We observe a sudden change in the slope of the Arrhenius-like plots above 75 and 45 °C for S_350 and S_250 samples, respectively. The data for the investigated samples cannot be plotted as a single activated process. So, activation energy decreases from 30 to 9 kJ/mol and from 252 kJ/mol to 80 kJ/mol when the operating temperature increases, for S_350 and S_250 sample, respectively. Accordingly, the observed change in the activation energy can be ascribed to the high surface energy at low temperatures (˂75 °C) [48]. This type of dependence is consistent with the arguments presented above about several competitive processes that occur when gas is adsorbed to the film surface. The minimum point (optimal operating temperature) corresponds to the most favorable ratio of energy parameters of the NO₂ adsorption to the surface sites (oxygen vacancies) of the CuO structure, also containing adsorbed water.

4. Conclusions

We reported on the copper-containing thin films that were synthesized via citrate sol–gel method using ethylene glycol as a dispersing agent.

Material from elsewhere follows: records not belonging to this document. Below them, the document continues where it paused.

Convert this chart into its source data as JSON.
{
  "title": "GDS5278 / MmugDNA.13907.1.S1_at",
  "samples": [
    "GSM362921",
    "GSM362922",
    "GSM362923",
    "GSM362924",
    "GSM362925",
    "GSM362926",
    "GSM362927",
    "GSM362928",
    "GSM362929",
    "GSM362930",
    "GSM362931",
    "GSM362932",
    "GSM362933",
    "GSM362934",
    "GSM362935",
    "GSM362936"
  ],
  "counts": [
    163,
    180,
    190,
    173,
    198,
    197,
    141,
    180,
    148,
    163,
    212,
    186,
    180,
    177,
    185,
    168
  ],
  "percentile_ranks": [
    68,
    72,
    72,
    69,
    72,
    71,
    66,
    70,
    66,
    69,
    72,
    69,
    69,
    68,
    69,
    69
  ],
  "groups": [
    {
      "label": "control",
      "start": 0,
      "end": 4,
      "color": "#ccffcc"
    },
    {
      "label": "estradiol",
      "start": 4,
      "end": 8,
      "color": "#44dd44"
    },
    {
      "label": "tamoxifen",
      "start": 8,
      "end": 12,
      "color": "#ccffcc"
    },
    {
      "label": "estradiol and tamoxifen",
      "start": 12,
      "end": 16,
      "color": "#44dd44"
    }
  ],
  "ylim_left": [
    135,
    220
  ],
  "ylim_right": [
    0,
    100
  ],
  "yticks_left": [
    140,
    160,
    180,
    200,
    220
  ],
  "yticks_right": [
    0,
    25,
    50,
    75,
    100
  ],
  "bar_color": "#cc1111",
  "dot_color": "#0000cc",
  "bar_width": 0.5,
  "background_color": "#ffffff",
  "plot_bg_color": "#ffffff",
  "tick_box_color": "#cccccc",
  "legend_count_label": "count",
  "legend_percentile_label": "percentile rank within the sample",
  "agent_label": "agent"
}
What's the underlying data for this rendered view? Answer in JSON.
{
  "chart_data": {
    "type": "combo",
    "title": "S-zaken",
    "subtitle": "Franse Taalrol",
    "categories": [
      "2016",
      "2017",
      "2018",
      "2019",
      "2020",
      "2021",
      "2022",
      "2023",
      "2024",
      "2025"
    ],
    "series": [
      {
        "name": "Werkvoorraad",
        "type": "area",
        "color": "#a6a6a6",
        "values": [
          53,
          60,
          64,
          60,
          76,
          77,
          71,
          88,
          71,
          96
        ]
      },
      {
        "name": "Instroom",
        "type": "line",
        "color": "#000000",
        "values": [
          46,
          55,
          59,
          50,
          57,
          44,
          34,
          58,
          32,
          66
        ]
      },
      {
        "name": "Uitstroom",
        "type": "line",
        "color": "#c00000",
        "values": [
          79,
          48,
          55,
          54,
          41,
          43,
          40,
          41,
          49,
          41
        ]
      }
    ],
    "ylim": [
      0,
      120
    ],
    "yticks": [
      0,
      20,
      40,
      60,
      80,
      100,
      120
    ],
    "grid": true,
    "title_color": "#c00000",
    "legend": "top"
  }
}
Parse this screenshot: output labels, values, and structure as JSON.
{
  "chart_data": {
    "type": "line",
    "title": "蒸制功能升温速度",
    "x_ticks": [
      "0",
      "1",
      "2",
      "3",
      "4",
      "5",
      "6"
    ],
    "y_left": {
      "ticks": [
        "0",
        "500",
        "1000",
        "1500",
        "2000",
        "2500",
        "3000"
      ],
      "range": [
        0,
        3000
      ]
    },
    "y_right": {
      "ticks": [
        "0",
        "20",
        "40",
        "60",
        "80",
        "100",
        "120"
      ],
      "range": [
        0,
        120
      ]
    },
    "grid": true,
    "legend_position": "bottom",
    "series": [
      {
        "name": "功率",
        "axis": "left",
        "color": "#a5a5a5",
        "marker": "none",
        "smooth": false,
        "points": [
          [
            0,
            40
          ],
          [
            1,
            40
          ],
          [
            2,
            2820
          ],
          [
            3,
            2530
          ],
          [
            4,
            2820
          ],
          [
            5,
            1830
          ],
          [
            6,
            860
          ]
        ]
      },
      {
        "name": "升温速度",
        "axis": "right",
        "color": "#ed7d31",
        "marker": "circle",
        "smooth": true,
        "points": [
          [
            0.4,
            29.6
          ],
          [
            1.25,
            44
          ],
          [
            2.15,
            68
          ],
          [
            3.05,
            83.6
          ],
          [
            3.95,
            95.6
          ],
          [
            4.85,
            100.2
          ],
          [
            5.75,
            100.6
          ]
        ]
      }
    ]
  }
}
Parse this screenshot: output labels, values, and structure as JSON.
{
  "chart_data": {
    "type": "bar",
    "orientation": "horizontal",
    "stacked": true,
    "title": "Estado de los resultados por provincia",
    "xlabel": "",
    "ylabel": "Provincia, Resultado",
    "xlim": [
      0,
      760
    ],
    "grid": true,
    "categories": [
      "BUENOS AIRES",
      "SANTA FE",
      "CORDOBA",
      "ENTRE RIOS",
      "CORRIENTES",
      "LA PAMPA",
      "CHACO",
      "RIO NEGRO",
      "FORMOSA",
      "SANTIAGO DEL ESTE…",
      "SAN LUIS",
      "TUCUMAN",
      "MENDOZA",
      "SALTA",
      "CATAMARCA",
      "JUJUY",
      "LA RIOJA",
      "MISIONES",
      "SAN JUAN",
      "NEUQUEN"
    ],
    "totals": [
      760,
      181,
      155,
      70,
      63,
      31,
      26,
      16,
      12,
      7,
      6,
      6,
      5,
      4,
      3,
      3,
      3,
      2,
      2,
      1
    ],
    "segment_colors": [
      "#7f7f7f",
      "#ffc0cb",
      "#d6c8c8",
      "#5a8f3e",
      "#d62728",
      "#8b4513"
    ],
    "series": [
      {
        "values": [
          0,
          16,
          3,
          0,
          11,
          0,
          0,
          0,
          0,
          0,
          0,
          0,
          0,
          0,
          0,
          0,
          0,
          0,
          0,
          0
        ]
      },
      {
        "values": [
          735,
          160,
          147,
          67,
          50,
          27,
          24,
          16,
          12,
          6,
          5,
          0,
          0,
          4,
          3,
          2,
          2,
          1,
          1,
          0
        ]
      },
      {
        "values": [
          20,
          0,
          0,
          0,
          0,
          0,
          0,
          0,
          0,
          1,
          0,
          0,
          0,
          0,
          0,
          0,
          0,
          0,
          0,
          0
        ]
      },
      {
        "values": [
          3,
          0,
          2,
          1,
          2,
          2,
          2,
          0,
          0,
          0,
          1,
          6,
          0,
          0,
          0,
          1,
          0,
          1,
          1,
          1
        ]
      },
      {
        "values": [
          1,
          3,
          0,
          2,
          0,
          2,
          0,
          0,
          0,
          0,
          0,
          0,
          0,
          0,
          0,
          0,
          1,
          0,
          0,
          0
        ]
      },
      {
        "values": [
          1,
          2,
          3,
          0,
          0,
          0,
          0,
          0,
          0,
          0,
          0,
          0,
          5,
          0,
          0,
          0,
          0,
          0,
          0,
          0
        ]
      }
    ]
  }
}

The films were annealed at 250, 350, and 500 °C. Effect on annealing and operating temperatures on the gas sensor response towards NO₂ gas was studied. We observe the best response towards NO₂ gas by S_250 sample due to the presence of Cu₂Cl(OH)₃ phase and flower-like morphology. The phenomenon of higher gas sensitivity of S_350 compared to the S_500 sample was declared. We explained this fact by percolation in the films annealed at 350 °C. During a kinetic study, we showed that the NO₂ adsorption on the surface of the fabricated films is described by the Elovich equation.

So, we conclude that the optimal temperature for manufacturing CuO-films sensitive to NO₂ gas by citrate sol–gel route is 250 °C when Cu₂Cl(OH)₃ phase is formed. The stability of such sensors requires additional research.